Home Run Inn CEO Joe Perrino, right, encouraged Sean Bolger, his son-in-law and vice president of real estate, to take classes at Loyola.
Rob Hart for The Wall Street Journal
When Nick Perrino introduced pizza to the Home Run Inn tavern on Chicago’s South Side in 1947, he laid the foundation for a business his children would later inherit.
Today, it’s more than a pizza joint.
Joe Perrino,
Nick’s son and the chief executive officer of Home Run Inn Inc., oversees nine pizzerias in the Chicago area, a frozen food division, a frozen food distribution partnership and a real-estate business.
When second- and third-generation managers take over the family business, they often face more complex issues than their parents once did. Owners like Mr. Perrino are now fueling a rising demand among business schools for programs that cater to their specific needs in areas such as succession planning, asset management and communication.
Columbia Business School in 2012 brought in an executive-in-residence and added a course on family enterprises and wealth; enrollment in the course nearly doubled to 47 students last year, according to the school. The University of North Carolina’s Kenan-Flagler Business School has also seen rising demand for its two courses on family business, officials say. Next year, Cornell University’s Johnson Graduate School of Management plans to open a family-business program offering coursework and a speaker series for students and executives.
“The demand is there in the marketplace; we see the demand from students, so I think it’s only healthy that professors from the elite schools are excited to work in this area,” said Johnson Dean
Soumitra Dutta.
Mr. Perrino and several of his family members have taken courses at Loyola University Chicago’s Quinlan School of Business. The Home Run Inn chief executive also asked his son-in-law,
Sean Bolger,
the company’s vice president of real estate, to register at Loyola’s family business center, which offers continuing education to family business operators and their employees.
“It expands your level of knowledge of a family business from a business aspect, family aspect and on the leadership front,” said Mr. Bolger, who has completed one of the two classes offered by Loyola’s family business center.
Mr. Perrino said his father didn’t prepare his family for his exit from the company before he died. His father hadn’t talked to Mr. Perrino or his sisters about the roles they would have once he died, he recalled.
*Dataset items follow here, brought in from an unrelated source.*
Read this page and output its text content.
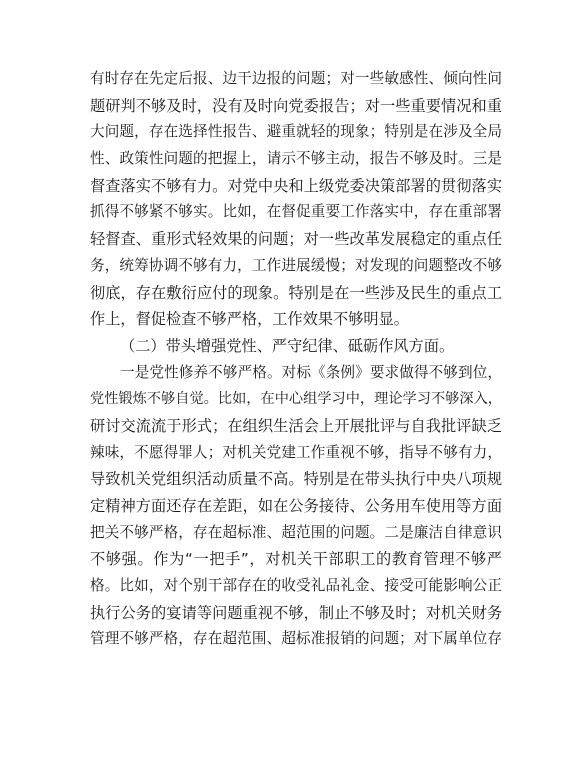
有时存在先定后报、边干边报的问题；对一些敏感性、倾向性问
题研判不够及时，没有及时向党委报告；对一些重要情况和重
大问题，存在选择性报告、避重就轻的现象；特别是在涉及全局
性、政策性问题的把握上，请示不够主动，报告不够及时。三是
督查落实不够有力。对党中央和上级党委决策部署的贯彻落实
抓得不够紧不够实。比如，在督促重要工作落实中，存在重部署
轻督查、重形式轻效果的问题；对一些改革发展稳定的重点任
务，统筹协调不够有力，工作进展缓慢；对发现的问题整改不够
彻底，存在敷衍应付的现象。特别是在一些涉及民生的重点工
作上，督促检查不够严格，工作效果不够明显。
（二）带头增强党性、严守纪律、砥砺作风方面。
一是党性修养不够严格。对标《条例》要求做得不够到位，
党性锻炼不够自觉。比如，在中心组学习中，理论学习不够深入，
研讨交流流于形式；在组织生活会上开展批评与自我批评缺乏
辣味，不愿得罪人；对机关党建工作重视不够，指导不够有力，
导致机关党组织活动质量不高。特别是在带头执行中央八项规
定精神方面还存在差距，如在公务接待、公务用车使用等方面
把关不够严格，存在超标准、超范围的问题。二是廉洁自律意识
不够强。作为“一把手”，对机关干部职工的教育管理不够严
格。比如，对个别干部存在的收受礼品礼金、接受可能影响公正
执行公务的宴请等问题重视不够，制止不够及时；对机关财务
管理不够严格，存在超范围、超标准报销的问题；对下属单位存
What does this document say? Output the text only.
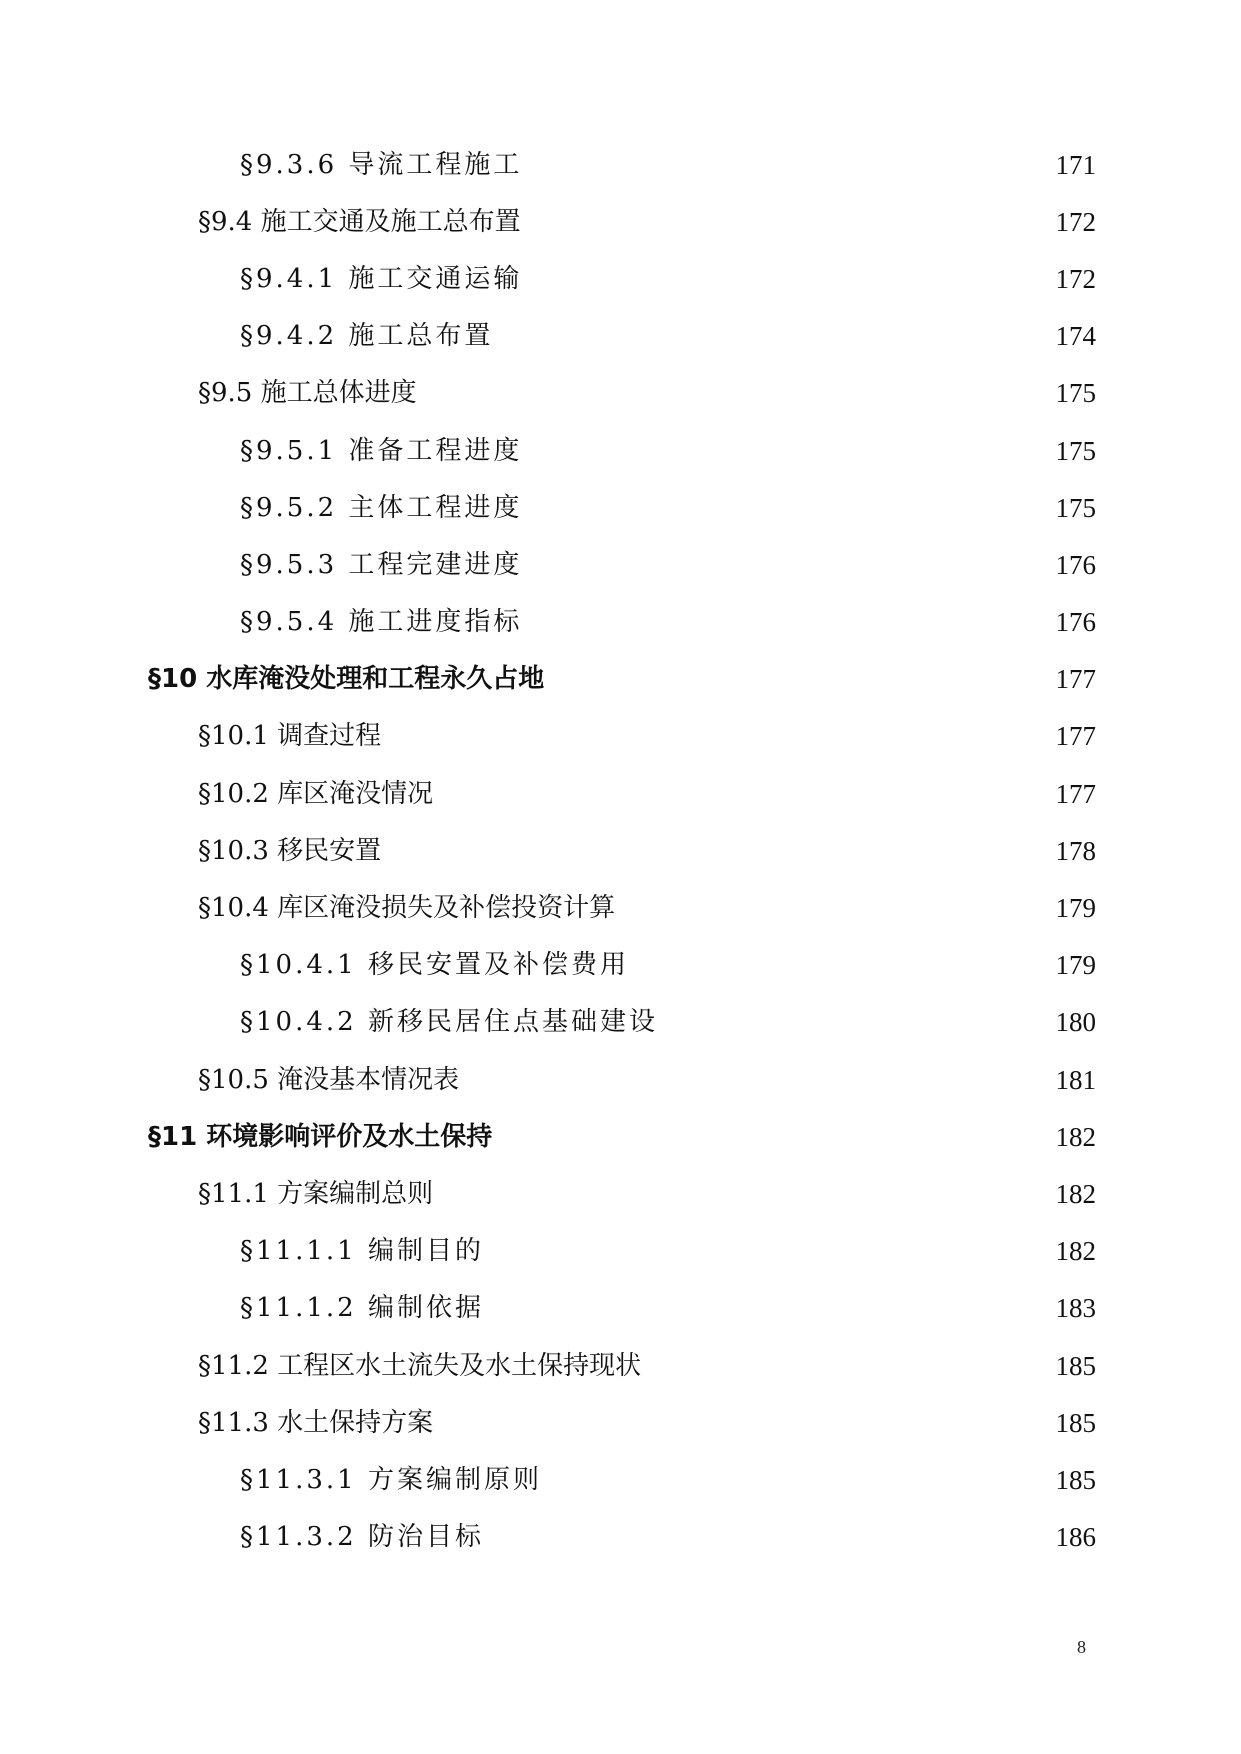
§9.3.6 导流工程施工	171
§9.4 施工交通及施工总布置	172
§9.4.1 施工交通运输	172
§9.4.2 施工总布置	174
§9.5 施工总体进度	175
§9.5.1 准备工程进度	175
§9.5.2 主体工程进度	175
§9.5.3 工程完建进度	176
§9.5.4 施工进度指标	176
§10 水库淹没处理和工程永久占地	177
§10.1 调查过程	177
§10.2 库区淹没情况	177
§10.3 移民安置	178
§10.4 库区淹没损失及补偿投资计算	179
§10.4.1 移民安置及补偿费用	179
§10.4.2 新移民居住点基础建设	180
§10.5 淹没基本情况表	181
§11 环境影响评价及水土保持	182
§11.1 方案编制总则	182
§11.1.1 编制目的	182
§11.1.2 编制依据	183
§11.2 工程区水土流失及水土保持现状	185
§11.3 水土保持方案	185
§11.3.1 方案编制原则	185
§11.3.2 防治目标	186
8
“It taught me, at the time of his death, to really proactively work on communication and involve the family in at least the information part of the business,” Mr. Perrino said.
Loyola caps its two classes for business owners and employees at 12 people per 18-month class. Waiting lists for the programs, one that teaches family business basics and one that is specifically designed to prepare future leaders, have filled up quickly over the past few years, said
Andrew Keyt,
director of Loyola’s family business center.
Family businesses aren’t always small. Large employers like Enterprise Holdings Inc., which owns brands like Alamo Rent A Car, Enterprise Rent-A-Car and National Car Rental; household-products company SC Johnson & Son Inc. and Mars Inc., the maker of M&M’s, continue to be family-owned. And they require predictably different skills than other businesses, particularly when it comes to social dynamics, management professors say.
“The issues that are related to family-owned businesses can be so unique, complex, and multidisciplinary that I can’t imagine getting an M.B.A. without being exposed to them,” said
Patricia Angus,
a family wealth consultant who teaches the course on family enterprises at Columbia Business School.
Because family businesses exist in the “intersection between personal and professional life,” said Prof. Angus, her course touches on a wide range of topics, including governance, family systems and philanthropy.